Sin entrar, castillo enorme, ya es tanto lo que me cuentas. Soldados infantes defendieron aquí la nación ante el paso extranjero; en tus salas se forjó el mito de los niños héroes defendiendo la bandera ante la injusticia. Luego, las ambiciones de un imperio te hicieron propio. Un emperador vivió en tus palacios; lo derrocan tras una guerra extenuante. Aquí mismo habrá sonreído y habrá llorado. Último monarca de una tierra para todos. Le siguen presidentes escasos como habitantes del palacio; la democracia destrozada al final del siglo. En estos balcones se pasearon invasores, emperadores, líderes populares y dictadores disfrazados de presidentes. Todos miraban con la misma atención al valle extenderse. Algunos, planearon como mejorar la patria; muchos como mantenerse el poder. Como aves, sus ideas aquí vuelan; haciendo surcos en el presente. Si uno se calla, aparecen eternas como la historia misma de donde vienen. Nada se siente sin saberlo; pero aquellos que conocemos tu importancia, Chapultepec, todo admiramos.

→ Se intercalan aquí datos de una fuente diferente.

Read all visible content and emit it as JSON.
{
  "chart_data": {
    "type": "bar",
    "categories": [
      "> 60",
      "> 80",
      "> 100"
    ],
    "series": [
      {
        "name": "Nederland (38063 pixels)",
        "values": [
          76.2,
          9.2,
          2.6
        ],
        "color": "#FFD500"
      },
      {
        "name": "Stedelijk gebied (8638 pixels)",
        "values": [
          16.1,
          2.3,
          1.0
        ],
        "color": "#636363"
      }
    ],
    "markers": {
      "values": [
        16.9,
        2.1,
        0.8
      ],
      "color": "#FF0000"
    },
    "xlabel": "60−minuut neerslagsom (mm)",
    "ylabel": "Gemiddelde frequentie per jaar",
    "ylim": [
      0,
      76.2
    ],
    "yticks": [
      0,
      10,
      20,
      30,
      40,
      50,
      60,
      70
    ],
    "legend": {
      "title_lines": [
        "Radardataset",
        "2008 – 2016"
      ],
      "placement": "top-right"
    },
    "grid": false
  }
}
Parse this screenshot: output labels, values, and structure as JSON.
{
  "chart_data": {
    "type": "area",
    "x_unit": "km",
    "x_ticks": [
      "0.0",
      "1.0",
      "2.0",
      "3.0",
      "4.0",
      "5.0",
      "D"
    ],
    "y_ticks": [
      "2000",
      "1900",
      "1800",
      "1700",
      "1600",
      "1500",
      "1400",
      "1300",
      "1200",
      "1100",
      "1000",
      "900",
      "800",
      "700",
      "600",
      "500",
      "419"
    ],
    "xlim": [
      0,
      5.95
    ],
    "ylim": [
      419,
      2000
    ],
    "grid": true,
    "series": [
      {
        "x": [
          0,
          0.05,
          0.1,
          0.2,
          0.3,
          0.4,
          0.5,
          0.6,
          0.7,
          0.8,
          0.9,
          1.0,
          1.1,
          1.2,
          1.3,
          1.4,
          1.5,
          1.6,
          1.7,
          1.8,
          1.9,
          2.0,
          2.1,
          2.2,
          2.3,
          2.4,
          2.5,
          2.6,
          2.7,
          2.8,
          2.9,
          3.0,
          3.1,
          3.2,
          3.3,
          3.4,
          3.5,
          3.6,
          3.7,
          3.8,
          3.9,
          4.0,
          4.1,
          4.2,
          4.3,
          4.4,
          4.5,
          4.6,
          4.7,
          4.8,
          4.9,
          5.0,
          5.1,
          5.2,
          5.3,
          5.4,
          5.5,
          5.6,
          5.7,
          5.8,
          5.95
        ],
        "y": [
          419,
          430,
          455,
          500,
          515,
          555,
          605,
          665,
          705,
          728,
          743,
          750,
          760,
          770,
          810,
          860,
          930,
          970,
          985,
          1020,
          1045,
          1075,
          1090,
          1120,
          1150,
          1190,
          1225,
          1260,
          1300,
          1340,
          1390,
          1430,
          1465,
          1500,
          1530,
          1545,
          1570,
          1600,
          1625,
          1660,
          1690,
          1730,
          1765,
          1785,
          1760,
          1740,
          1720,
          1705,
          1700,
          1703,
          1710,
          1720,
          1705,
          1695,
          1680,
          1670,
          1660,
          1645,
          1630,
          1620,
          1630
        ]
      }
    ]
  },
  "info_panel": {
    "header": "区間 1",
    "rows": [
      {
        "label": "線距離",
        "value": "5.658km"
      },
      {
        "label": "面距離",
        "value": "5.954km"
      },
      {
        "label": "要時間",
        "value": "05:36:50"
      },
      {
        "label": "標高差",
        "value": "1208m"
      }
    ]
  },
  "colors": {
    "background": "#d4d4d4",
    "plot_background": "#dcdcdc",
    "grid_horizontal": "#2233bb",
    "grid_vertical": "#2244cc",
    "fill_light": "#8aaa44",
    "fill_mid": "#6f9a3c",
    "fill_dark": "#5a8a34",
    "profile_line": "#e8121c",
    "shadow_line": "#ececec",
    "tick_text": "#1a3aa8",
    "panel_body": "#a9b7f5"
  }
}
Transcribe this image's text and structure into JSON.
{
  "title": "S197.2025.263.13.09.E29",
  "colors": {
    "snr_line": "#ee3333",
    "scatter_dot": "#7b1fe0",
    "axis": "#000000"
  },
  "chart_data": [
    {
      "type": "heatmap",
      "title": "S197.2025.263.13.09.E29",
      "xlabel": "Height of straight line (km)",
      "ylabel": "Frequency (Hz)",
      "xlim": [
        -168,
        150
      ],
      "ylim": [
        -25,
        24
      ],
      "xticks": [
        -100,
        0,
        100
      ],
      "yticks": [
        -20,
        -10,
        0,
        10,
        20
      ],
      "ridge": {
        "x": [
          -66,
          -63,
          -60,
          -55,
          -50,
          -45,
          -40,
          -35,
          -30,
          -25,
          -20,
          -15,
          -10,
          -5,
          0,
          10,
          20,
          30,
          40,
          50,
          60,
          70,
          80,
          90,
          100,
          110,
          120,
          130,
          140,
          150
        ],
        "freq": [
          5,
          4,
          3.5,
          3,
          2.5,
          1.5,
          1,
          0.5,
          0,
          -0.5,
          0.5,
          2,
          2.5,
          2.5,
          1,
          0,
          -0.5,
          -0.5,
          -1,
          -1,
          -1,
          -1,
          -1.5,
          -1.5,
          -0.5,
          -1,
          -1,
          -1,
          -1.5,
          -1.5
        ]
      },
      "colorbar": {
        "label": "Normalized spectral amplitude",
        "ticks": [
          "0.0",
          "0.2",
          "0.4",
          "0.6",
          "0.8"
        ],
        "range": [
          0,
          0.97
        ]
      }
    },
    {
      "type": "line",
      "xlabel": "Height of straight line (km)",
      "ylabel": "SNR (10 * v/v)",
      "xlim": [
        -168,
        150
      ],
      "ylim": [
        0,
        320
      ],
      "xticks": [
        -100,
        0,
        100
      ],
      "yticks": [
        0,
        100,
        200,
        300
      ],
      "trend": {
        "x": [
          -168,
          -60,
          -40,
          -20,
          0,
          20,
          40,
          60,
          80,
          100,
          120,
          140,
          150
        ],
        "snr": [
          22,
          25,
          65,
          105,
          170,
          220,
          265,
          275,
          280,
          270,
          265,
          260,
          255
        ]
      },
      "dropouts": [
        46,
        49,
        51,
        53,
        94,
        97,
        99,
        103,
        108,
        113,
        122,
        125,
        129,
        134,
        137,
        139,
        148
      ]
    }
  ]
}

¿Y estás flores amarillas; estas que crecen en la fuente? La naturaleza ha llegado a las alturas. Me pregunto si serán descendientes de aquellas de hace siglos. Si estos pétalos son los mismos que admiró Carlota y, quizá, aquellos que olfateó Porfirio. Le sigue un mirador con pisos decorados; patrones blancos con negro cual ajedrez. Cuántas gentes aquí habrán danzado y cuantos cadetes habrán bromeado al esquivar sus responsabilidades. Eres, Chapultepec, como todas las casas viejas. Solo pasa que tu historia no es privada; pertenece a una nación. Como ella, te haces vieja y los visitantes te admiramos cada vez.

Cuántas cosas podría escribir de ti, gran palacio. Hablar de tus habitaciones; vanagloriar tus decorados. Hasta podría hacer poemas de tus fuentes y esculturas. Eso he hecho con estas palabras, los detalles siempre faltan. Mas ahora al despedirme, he de hacerte una pregunta. ¿Has de recordarme, honrado castillo, así como yo te recuerdo? En tardes de lluvia, acostado en cama, ¿pensarás en mis visitas recurrentes? ¿te preguntarás dónde me encuentro y quien me acompaña? Ay, Chapultepec, aunque tú no lo quieras, ya soy parte de ti. Lo somos todos los mexicanos que te visitamos y esos que aprenden de tus aventuras. Pertenecemos a tu vida; construimos tu mito. Si no puedes—si la memoria no lo permite—, otros han de recordarme contigo. He de ser de los tantos transeúntes que te visitan; de esos pocos que te escriben. Así que, Chapultepec, me temo estamos unidos. Si tú no lo haces, noble castillo, otros lo harán por ti. Somos uno; somos historia. Chapultepec, piensa en mí.